If you were having an acceptably average week before Valentine’s Day weekend, Billy Ray Cyrus has now decided to ruin it for you, me, and everyone else who ends up hearing about his latest single and is morbidly curious enough to click ‘play’ on the video. The former country singer — who is now more well-known for being Miley Cyrus’ father than for his music career — has followed in his daughter’s footsteps by appropriating hip-hop in a failed attempt to make music that people will like.
The elder Cyrus has released the hip-hop infused follow-up to his horrible 1992 country hit “Achy Breaky Heart.” “Achy Breaky 2″ features the previously unknown rapper Buck 22, whose Twitter page says, “The new revolution of Country Music mixed with Hip-Hop. Join the movement.” The video gets a bizarre introduction from Larry King, who must have owed Cyrus some kind of huge personal favor as there is no other apparent reason for taking part in such a project. In addition to the rapping, Billy Ray also steals scantily clad women and twerking from his young daughter.
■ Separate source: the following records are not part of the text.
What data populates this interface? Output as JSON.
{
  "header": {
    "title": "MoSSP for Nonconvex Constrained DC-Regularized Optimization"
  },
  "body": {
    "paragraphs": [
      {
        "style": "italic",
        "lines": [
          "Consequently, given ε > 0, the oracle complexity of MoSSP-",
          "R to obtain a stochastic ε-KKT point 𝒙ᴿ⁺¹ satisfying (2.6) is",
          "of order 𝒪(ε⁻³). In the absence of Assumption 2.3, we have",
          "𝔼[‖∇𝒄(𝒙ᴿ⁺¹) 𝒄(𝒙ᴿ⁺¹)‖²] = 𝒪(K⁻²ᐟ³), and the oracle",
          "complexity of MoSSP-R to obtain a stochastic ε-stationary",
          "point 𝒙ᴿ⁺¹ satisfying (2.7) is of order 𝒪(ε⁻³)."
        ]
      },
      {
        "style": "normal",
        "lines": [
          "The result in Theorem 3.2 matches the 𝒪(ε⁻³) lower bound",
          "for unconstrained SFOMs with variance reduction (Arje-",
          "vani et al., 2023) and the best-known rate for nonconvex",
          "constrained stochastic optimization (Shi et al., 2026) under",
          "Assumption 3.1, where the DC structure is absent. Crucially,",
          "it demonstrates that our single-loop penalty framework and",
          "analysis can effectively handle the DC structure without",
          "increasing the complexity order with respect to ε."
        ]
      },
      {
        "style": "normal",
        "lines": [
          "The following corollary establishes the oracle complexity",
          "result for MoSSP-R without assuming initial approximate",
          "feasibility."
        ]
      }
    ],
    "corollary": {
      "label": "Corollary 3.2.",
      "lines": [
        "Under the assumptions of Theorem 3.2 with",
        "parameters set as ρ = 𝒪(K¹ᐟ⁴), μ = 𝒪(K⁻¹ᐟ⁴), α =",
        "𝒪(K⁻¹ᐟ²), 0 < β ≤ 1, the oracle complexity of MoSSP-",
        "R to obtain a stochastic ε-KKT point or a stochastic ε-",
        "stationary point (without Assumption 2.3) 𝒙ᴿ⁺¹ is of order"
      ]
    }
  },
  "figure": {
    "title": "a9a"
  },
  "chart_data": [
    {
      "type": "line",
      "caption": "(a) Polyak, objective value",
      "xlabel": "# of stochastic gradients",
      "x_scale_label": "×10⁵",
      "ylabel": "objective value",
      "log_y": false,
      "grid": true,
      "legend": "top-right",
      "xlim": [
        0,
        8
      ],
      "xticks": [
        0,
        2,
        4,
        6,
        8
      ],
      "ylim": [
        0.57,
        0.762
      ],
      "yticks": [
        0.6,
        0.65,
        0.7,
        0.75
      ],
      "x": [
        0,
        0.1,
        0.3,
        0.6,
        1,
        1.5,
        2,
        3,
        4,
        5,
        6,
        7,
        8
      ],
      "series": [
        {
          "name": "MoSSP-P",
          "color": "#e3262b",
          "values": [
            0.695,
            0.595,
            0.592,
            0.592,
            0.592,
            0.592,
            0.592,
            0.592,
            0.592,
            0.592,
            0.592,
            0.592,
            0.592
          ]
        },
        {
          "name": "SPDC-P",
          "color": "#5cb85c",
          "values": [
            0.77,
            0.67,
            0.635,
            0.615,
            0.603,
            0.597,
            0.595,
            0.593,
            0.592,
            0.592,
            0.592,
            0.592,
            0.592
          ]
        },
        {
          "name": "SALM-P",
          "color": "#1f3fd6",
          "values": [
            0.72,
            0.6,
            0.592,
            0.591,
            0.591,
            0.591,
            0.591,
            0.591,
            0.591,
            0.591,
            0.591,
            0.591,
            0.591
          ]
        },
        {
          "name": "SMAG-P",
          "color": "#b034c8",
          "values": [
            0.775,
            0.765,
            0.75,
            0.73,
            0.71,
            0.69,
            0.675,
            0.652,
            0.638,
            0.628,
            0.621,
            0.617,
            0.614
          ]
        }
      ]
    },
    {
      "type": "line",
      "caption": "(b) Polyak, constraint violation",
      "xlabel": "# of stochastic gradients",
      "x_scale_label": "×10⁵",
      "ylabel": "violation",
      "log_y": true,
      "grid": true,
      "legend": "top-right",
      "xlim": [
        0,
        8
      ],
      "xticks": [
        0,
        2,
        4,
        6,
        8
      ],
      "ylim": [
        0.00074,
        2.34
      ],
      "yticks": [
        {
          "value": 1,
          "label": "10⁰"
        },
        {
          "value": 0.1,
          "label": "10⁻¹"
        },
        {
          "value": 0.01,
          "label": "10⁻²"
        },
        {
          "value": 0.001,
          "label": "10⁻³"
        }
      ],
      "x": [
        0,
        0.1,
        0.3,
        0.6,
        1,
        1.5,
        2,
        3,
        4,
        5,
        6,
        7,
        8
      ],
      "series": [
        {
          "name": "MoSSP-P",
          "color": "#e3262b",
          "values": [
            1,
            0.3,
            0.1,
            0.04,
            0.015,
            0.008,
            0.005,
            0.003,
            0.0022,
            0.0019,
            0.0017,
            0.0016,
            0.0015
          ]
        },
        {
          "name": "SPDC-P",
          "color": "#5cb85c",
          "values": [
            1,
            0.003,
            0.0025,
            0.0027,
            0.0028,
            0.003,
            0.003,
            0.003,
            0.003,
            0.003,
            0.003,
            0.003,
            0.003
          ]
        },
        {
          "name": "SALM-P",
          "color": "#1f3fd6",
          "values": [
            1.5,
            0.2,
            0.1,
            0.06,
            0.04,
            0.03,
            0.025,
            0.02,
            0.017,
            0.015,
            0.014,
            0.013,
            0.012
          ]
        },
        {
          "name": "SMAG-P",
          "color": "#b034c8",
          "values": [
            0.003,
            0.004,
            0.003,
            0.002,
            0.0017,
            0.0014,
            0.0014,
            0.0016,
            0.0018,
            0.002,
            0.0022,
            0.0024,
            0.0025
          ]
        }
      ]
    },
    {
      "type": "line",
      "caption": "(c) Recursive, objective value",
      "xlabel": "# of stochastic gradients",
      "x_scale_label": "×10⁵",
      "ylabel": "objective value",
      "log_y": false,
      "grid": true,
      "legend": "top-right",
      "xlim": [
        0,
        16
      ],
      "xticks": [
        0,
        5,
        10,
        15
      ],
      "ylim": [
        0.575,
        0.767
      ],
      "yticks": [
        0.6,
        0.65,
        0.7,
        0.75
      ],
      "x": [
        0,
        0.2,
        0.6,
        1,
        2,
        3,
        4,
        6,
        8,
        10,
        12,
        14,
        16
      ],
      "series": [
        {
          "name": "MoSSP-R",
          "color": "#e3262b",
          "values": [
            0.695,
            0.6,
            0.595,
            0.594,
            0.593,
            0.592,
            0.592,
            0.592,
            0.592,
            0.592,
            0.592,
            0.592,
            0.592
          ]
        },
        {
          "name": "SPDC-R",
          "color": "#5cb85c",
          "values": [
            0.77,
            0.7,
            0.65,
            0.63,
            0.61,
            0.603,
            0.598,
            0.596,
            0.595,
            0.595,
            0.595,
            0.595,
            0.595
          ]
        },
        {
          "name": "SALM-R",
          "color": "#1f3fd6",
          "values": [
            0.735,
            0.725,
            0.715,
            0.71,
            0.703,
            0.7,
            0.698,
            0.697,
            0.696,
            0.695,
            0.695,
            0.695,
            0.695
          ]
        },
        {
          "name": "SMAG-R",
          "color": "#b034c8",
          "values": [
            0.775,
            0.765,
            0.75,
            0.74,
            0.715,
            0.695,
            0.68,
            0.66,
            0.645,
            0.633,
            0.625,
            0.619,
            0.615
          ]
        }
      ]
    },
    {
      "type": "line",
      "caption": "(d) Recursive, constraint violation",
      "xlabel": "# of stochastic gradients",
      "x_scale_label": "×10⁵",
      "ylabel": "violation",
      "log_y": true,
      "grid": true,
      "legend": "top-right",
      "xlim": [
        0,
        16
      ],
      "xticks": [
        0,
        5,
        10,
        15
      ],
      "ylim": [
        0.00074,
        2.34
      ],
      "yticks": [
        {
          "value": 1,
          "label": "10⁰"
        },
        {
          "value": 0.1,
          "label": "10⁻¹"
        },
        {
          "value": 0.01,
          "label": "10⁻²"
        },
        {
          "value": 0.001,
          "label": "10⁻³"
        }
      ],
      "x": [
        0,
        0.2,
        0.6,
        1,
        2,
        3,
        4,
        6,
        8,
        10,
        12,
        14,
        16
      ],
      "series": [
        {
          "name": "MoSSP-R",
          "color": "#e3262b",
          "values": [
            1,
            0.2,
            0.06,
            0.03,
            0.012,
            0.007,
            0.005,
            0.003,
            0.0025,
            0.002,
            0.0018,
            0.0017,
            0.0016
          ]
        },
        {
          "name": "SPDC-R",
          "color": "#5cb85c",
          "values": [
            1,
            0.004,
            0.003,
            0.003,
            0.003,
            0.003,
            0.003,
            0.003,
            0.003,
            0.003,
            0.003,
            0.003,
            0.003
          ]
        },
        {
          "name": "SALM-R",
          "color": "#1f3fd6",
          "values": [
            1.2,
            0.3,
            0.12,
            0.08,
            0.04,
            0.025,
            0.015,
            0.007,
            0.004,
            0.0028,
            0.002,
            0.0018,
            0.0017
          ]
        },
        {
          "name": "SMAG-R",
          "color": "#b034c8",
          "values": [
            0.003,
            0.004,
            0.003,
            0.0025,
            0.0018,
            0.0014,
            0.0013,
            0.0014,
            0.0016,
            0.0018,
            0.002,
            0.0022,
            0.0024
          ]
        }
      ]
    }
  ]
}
The response on Twitter was less than warm. Several news outlets have already called it the worst song of 2014 and said that it’s a title the song is likely to keep even as the music industry continues to release awful music throughout the year.
This isn’t the first effort to bring together the seemingly disparate genres of country rap, which is also known as ‘hick-hop’ or, more accurately, ‘crap.’ The subgenre’s most famous singles include Nelly’s 2004 collaboration with Tim McGraw “Over and Over Again” and the truly nauseating “Accidental Racist” from Brad Paisley and LL Cool J.
A lot of ink has already been spilled over Miley’s appropriation of black culture in her music videos, personal style, dance moves, and speech. While some have criticized her for portraying a skewed vision of black culture from her privileged white perspective, others have said she’s just out to shock and shouldn’t be taken seriously. Miley defended her choice to incorporate hip-hop in her music in a Rolling Stone cover piece that came out in the fall, saying that, “I’m from one of the wealthiest counties in America. I know what I am. But I also know what I like to listen to. Look at any 20-year-old white girl right now — that’s what they’re listening to at the club.”
While Miley’s music is worth critiquing because it’s actually somewhat popular, Billy Ray’s monstrosity is completely laughable, devoid of any type of value, and not even worth the amount of thought that’s needed to make fun of it.